# New Router table extension and Grripper..



## trog2233 (Feb 5, 2012)

Got the router table extension in my table saw finished. Just some MDF and some scraps laying around the shop. Turned out pretty level and solid. 6 coats of poly and nice and shiny. I will NEVER route MDF again though....wow that was terrible. Working on the fence tonight and will post some pics when I can of that.

Also got sick of ripping small strips on the table saw so instead of paying WAYY too much for one of those GRRippers I made one that works great in about 15 mins and out of scraps. Let me know what ya think.


----------



## firemedic (Dec 26, 2010)

Man the router table looks terrific. The push block does too. The table should give yrs of service and the added top space should make your TS much more capable of sheet goods. Over all :thumbsup:

Did you seal the table top? 
edit, I missed the 6 coats poly part :smile:

What's next?

~tom "Ignorance is not a lack of intelligence - it's a lack of know-how"


----------



## Tom5151 (Nov 21, 2008)

Looks really nice....is that a 3650? Can I ask how you mounted the extension to the table?


----------



## trog2233 (Feb 5, 2012)

Thanks all.....my tablesaw is a Ridgid r4512. I just bolted it thru to the existing table on both sides. 

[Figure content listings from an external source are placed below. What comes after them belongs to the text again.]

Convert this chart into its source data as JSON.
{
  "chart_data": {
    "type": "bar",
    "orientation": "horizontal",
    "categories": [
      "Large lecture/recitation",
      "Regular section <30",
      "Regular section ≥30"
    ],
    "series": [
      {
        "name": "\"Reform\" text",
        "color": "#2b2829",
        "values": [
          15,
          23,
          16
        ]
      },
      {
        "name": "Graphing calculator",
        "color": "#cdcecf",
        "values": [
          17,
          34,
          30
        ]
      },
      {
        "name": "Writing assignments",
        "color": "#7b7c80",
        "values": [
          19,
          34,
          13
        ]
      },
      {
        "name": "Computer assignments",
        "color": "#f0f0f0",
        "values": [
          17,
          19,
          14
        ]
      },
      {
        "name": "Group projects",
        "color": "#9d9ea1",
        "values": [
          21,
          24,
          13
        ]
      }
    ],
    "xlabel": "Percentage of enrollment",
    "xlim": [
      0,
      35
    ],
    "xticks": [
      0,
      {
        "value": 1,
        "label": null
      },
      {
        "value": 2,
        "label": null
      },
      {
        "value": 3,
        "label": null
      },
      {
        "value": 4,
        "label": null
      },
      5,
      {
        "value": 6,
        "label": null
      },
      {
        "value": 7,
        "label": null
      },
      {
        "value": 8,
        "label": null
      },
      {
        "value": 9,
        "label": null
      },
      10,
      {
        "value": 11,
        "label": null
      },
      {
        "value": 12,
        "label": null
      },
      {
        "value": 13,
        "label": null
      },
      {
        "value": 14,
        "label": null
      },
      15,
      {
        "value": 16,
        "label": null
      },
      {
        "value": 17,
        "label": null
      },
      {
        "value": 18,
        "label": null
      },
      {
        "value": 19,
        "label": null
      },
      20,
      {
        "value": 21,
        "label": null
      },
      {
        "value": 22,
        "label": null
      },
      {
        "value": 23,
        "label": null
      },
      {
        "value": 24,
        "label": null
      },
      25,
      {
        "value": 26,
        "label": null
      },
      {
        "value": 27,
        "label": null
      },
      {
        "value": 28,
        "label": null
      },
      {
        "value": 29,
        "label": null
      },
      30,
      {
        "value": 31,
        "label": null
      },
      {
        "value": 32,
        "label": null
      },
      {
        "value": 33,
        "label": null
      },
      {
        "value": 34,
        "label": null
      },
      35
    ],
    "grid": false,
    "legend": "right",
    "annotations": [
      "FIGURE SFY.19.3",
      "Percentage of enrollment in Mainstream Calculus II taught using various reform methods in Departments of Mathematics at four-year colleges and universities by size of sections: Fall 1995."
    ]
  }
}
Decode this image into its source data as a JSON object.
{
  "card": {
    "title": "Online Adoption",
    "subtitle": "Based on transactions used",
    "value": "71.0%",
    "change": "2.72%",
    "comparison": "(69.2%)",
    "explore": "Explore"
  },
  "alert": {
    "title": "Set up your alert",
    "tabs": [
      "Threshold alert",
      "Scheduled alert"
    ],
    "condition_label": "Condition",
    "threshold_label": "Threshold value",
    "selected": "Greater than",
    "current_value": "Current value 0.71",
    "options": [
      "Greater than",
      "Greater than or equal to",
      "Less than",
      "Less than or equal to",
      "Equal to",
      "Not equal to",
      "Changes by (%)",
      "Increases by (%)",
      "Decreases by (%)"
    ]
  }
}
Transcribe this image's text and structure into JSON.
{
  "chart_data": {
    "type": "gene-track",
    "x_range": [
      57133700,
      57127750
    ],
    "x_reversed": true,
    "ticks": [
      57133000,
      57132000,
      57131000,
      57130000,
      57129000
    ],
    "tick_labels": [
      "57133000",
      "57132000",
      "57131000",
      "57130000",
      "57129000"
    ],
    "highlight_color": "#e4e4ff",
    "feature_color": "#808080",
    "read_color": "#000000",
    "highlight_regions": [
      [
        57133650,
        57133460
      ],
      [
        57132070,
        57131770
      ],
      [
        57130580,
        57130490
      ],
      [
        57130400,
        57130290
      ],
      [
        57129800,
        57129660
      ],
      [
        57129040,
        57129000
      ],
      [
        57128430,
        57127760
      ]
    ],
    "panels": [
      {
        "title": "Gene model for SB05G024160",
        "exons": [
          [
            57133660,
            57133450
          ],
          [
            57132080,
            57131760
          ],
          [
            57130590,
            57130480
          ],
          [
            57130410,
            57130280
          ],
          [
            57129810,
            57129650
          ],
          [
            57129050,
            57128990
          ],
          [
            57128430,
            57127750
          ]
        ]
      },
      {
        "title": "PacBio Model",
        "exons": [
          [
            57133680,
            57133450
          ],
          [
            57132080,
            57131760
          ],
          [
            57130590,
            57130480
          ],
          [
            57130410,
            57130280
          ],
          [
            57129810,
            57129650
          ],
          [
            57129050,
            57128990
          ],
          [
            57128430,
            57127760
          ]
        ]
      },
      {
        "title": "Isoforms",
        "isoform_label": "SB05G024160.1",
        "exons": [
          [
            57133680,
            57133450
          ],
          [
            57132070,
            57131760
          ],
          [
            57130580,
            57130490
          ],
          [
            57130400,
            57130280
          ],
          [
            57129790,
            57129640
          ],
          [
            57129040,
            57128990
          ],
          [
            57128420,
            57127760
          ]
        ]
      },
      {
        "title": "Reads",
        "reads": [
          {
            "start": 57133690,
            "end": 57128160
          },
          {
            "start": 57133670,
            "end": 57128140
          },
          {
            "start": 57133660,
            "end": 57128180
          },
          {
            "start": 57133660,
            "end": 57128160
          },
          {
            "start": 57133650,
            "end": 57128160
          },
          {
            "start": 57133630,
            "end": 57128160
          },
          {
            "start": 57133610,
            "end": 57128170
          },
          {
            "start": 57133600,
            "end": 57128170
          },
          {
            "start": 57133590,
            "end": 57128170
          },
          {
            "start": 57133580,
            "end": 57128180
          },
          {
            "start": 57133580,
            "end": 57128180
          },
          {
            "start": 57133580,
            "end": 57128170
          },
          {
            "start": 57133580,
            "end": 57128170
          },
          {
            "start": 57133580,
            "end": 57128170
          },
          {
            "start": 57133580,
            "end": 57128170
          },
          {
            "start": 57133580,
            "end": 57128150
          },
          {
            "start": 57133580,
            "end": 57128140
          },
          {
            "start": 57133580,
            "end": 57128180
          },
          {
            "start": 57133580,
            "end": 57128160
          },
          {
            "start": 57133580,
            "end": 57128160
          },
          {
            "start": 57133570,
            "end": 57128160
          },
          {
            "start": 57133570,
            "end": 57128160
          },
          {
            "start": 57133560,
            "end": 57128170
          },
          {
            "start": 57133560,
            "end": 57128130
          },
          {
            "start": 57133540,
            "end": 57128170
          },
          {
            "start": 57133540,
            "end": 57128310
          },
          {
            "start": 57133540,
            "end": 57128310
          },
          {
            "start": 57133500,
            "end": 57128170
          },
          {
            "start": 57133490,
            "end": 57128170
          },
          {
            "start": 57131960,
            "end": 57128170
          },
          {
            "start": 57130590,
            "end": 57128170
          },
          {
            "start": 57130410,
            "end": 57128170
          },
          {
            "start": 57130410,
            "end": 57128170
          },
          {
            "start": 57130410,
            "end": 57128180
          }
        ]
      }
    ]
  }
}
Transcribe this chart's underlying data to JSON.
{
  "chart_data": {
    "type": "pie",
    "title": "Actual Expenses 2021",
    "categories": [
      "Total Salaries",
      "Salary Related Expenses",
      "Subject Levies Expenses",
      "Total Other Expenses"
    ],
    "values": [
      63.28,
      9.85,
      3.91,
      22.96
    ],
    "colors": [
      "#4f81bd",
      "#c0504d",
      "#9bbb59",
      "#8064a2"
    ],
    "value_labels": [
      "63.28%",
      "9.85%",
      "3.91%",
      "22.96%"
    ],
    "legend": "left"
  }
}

Here is my fence. Just finished. Still gotta add my port for dust collection on the back.


----------



## Kirch3333 (Dec 23, 2011)

Looks great... this might be next on my to-do list... Do you leave your router mounted? I'd be afraid of sag occurring after a while


----------



## thegrgyle (Jan 11, 2011)

That looks fabulous, and I love the Gripper. That fence looks like the one that Norm had designed for his router table..... I made one exactly like his for my router extension on my TS, and put the clamping board on the edge like you did. Are you going to finish it with something? Poly? what about the same stuff that you treat your saw table top with?

Fabian


----------



## jharris (Jan 8, 2011)

Sweet setup Trog, and beautiful execution.


----------



## Kenbo (Sep 16, 2008)

Very nice job indeed. Now that's something worth bragging about. Thanks for sharing this one.


----------